9.19.2009

The Face: On Richard Avedon




I just saw the Richard Avedon show at SF MoMA. I was cautious, afraid I'd see celebrities. But what I saw were faces — human faces that can't help but bear themselves, that can't help but bear their history and their now.

Avedon's subject is not celebrity at all. In fact, it doesn't matter who's who. What matters is the image — which is to say, the face. This is Avedon's subject, over and over and over: the phenomenology of the face, the way affect lines the flesh and flesh is always and already affected, affective.

The face is the recording screen, the site of consumption and production, where the world enters and where the body plays it back according to its necessarily particular metabolism.

To see face after face, face upon face, faces with faces with faces, is to witness Leibniz's great monadology: each monad is the entire universe but from its perspective. Walking through the museum show, I saw the entire universe, inflected just so, in frame after frame.

The face is mesmerizing.
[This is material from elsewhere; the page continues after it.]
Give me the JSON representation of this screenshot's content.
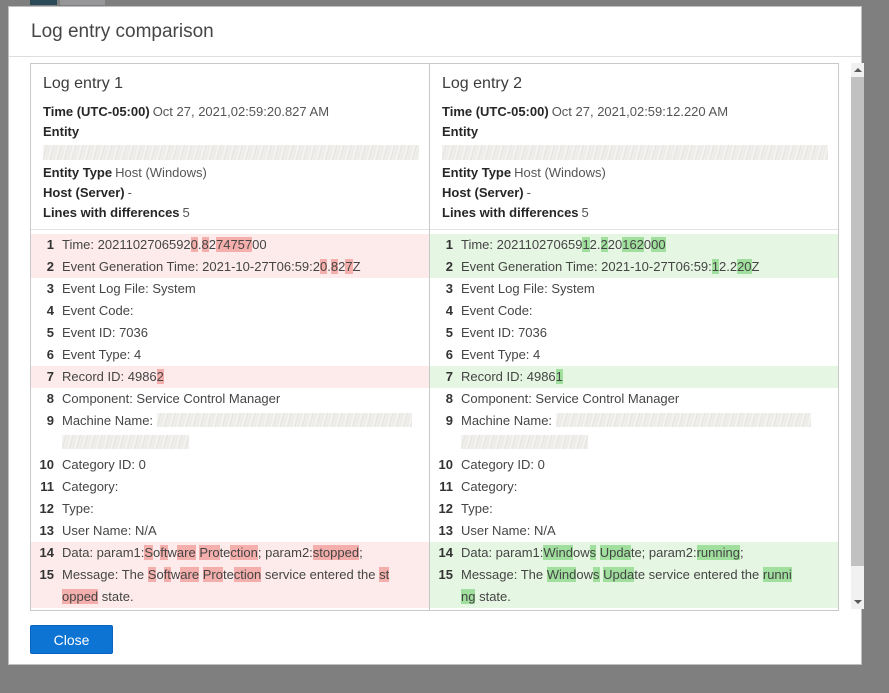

There is something so humbling and inspiring about seeing the human face, again and again, knowing that it is making its portrait of you as you look: each image creates your image, your face.

6 comments:

ayşegül said...

Definetely each image creates my image, my face... Little by little, they all add up to create the thing we call ourselves.

When I first thought and felt the reality of this very fact, I was terrified! Every little thing constitutes me and there are some really bad, ugly things that I see or hear or witness.

Then something happened that completely changed my mind about this. I started to enjoy this excruciating fact and look at it as a blessing.

So what do you think happened?

How we come to turn to one of these two different tendencies?

I just can't sense anything about the answer to this question...

ayşegül said...

I ask this in order to be able to create the same event for other people...

Daniel Coffeen said...

It is a differend, isn't it? An absolute abyss separates one perspective from the other. And yet we can traverse it, we do traverse it.

I think drugs — the right drugs used the right way — can be extremely effective and are probably the best, or fastest, technique to bring on this perspective.

It's a matter, I think, of somehow being blown out of one's comfort zone of habitual viewing.

Perhaps viewing the right art can have the same effect as drugs. David Lynch's Inland Empire was very useful for me.

Excellent question.....

V said...

A simpler question: Why Avedon's faces? Are they face-ier, somehow? Is that the magic of his art?

Daniel Coffeen said...

Yes, precisely, facier.

Not every artist understands, say, a landscape — sure, there are all pictures of lillies. But what makes one lillier than the other?

Cezanne understood apples and, perhaps, a jug or two. Few have understood apples like that.

Avedon gets the face. His faces are, indeed, facier. Or, rather, they are not facier; they are just facey where others are not facey at all.

@PierreDDN said...

only people who love life may understand those pictures may be. Art doens't betrail life in this elementary dispositif.